Il sindaco Conti dice che portando l'università a Napoli sarebbe stato depredato il marchio di un'eccellenza pisana.

«Non mi risulta che la Normale sarebbe stata chiusa, anzi era un modo per esportare un modello di eccellenza. La legge prevedeva che un comitato interno alla Scuola avrebbe sorvegliato sui progressi portati avanti dalla Federico II. Anche la Scuola di Parigi, da cui è nata la Normale, ha sedi in tutta la Francia con la direzione centrale ben salda in mano ai parigini. Era un modello replicabile».

La Lega, oggi partito nazionale, è inciampata su una richiesta campanilistica secondo lei?

«A Milano dicono una cosa, a Firenze un'altra e a Napoli ancora un'altra. È facile fare politica cosi. Del resto basta vedere cosa hanno fatto sulla manovra e le trattative con l'Europa: dicono una cosa e poi ne fanno un'altra. Questa è solo l'ennesima dimostrazione».

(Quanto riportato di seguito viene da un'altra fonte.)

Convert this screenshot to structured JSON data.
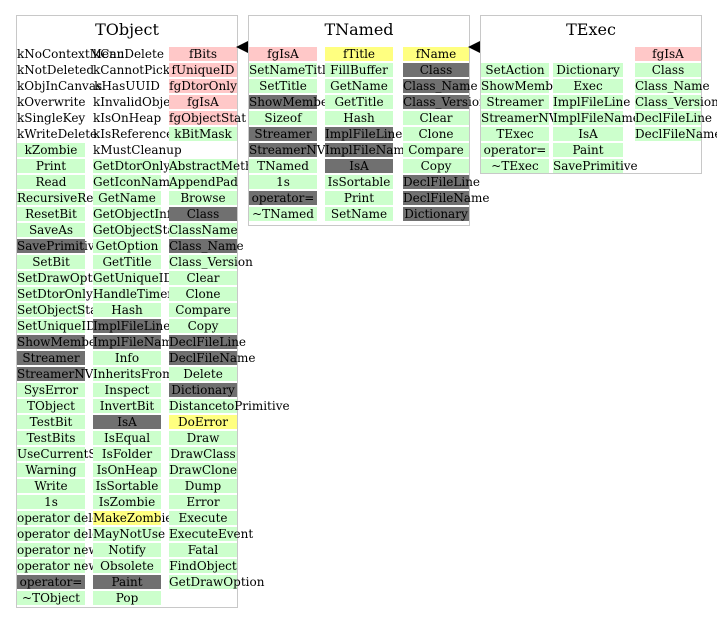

Quali sono i rapporti tra la Regione Toscana e la Normale?

«Facciamo tutto il possibile per aiutare l'università: abbiamo dato in comodato uffici, laboratori e come Regione abbiamo aperto anche un ufficio a Bruxelles per ricercare finanziamenti da offrire alla Normale. Quando siamo stati interpellati ci siamo stati sempre, questa volta invece siamo stati soltanto spettatori di un teatro dell'assurdo».

Crede che il sindaco leghista abbia evidenziato che non sarebbe stata aperta una succursale al Sud anche per stimolare certi istinti non proprio edificanti del proprio elettorato?

«In questi casi tutto fa brodo, sono metodi che non mi sorprendono. Anche in Toscana credo che la Lega sia il primo partito, ma noi non possiamo far altro che ricompattare la sinistra e cercare di rappresentare un modello differente».

A sinistra ce n'è però di confusione sotto il cielo...

«Lei è gentile nell'usare un eufemismo. Diciamo che si è in un vicolo cieco, ma dobbiamo continuare a combattere».